On hearing from a waiter that I’m in the restaurant, Wang appears shortly. The family is eating lunch in a room directly behind the room with the cashier’s table. Wang disappears behind the curtains with the portraits that I have made of his mother and other members of the family. I wait for him to return, eager to speak to him about the photographs from the camps. In time Wang returns and we start talking. He asks me to stay for lunch and once he places an order for noodles I show Wang the scans on my phone. He’s surprised. Very few photographs of the camps exist. “Yeh to mummy hai, hum poochta hai!” he exclaims, confirming it is his mother before disappearing behind the curtains to show the photograph to her. I hear some surprised noises from inside. I edge closer to the curtain and see Wang’s mother and other members of the family seated around a long table. Wang is showing the scanned images on my phone to everyone around the table. Wang turns to me and reaffirms that it is his mother.

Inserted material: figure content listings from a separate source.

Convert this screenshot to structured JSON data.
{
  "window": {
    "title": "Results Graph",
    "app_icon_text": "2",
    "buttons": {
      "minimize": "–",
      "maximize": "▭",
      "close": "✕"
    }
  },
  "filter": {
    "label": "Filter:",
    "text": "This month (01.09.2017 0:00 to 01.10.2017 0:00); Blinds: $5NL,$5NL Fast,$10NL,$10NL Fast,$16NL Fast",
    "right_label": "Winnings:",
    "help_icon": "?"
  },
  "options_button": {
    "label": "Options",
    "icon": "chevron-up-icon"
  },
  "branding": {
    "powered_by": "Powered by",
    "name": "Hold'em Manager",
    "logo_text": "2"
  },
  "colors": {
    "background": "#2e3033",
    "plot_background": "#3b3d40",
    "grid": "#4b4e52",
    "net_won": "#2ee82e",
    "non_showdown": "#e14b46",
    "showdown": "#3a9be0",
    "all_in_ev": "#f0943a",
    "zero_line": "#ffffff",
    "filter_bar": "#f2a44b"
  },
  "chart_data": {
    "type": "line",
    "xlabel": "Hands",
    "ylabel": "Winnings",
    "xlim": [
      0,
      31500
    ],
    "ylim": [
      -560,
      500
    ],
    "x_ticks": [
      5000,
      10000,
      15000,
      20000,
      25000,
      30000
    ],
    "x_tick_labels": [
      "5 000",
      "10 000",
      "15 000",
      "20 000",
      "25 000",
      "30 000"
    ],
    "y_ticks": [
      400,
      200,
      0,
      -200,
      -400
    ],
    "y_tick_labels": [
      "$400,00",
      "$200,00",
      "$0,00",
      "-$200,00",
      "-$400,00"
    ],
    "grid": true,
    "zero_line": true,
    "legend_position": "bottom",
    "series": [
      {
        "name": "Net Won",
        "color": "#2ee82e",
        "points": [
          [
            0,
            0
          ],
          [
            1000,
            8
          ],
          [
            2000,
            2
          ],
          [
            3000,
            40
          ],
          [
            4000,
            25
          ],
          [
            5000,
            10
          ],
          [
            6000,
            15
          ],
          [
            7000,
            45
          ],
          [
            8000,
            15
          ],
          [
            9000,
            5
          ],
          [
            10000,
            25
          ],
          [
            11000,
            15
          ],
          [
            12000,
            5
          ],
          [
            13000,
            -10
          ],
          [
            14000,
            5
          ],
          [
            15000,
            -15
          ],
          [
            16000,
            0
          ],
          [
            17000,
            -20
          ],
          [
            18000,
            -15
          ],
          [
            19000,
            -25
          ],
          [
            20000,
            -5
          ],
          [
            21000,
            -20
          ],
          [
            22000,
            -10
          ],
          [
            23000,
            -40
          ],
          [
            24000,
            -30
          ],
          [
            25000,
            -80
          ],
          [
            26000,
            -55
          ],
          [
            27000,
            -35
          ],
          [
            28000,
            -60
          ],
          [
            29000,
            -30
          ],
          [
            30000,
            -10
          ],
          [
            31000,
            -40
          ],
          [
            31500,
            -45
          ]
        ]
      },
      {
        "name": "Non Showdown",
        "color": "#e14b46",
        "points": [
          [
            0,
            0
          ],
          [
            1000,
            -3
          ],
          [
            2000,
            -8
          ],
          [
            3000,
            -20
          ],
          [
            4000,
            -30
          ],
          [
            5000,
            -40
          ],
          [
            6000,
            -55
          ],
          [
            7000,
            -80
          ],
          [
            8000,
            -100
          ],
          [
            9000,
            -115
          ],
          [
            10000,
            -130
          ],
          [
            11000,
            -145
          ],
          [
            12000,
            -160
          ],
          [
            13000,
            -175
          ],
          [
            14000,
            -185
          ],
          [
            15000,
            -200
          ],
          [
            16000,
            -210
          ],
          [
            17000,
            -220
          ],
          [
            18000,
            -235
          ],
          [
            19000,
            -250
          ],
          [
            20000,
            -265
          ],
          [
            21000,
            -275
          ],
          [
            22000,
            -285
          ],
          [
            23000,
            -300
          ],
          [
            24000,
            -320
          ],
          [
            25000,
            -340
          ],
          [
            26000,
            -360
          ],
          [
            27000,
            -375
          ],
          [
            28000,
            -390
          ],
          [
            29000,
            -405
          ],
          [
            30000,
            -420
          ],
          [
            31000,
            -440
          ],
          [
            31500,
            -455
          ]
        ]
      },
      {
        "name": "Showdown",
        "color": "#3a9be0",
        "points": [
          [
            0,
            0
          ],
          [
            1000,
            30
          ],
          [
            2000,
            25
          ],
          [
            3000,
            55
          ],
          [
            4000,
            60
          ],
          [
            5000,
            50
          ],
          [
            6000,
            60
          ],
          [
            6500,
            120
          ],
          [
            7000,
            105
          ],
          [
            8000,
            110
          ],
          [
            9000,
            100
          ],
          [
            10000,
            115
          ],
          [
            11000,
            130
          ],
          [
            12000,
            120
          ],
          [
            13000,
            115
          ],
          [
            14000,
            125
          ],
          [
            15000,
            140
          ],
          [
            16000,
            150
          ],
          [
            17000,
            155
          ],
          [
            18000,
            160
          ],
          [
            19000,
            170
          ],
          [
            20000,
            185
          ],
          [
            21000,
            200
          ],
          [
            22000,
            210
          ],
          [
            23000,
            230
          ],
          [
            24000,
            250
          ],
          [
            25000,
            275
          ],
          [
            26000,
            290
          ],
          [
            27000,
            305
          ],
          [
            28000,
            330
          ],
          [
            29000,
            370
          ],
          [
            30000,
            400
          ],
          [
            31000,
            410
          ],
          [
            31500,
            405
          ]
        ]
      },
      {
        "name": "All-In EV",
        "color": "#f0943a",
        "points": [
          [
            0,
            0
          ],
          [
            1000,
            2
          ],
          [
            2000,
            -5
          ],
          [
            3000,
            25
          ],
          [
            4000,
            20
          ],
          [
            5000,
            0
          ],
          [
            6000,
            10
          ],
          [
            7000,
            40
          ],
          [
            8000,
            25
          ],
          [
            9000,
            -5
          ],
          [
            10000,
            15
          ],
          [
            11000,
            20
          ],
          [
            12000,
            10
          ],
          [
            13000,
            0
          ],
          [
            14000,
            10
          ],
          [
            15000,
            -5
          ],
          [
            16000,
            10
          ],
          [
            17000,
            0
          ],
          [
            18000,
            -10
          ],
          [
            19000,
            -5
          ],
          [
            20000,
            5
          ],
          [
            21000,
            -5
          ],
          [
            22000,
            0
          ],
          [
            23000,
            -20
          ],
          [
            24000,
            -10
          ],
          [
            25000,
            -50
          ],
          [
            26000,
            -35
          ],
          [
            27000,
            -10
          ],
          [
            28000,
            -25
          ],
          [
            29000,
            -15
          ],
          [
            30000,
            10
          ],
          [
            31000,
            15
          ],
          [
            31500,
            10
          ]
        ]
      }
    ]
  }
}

I ask him about the baby in the photograph. I scan the faces of people in the room and wonder which one of them their mother is holding in her arms. Wang’s mother is seated at the far end of the table and shows little interest in the images, now apparently absorbed once again by the food in front of her. Wang turns to me and tells me that the child in the photograph is the sister they lost to chickenpox a year after reaching Rajasthan. There’s a mention of this incident in the essay by D’Souza. In the essay Wang says that his sister had fever for three days and “her skin turned black, and there was no doctor service.” Others who lived in the camp had also mentioned such instances to me. I had hoped that the response to the photograph would have been different, somehow joyful. That Wang or his mother would point to another person sitting on the table or mention another sibling in another part of the world, or that possibly the photograph would bring back a memory from the camp or spark a conversation about the child in the picture. I look at Wang’s mother. She remains quiet.


In his essay D’Souza describes a scene where he is sitting with Wang at the restaurant talking about his years in the camp when his mother walks into the restaurant. Hearing Wang talk about the camp she whispers to him in Hindi, but loud enough for D’Souza to hear, that he should not talk about these things. “They are finished now.”


Close to five decades have passed since the war, between when the two photographs were made, the first in the camp in the 1960s and the second more recently in 2013. Much has changed.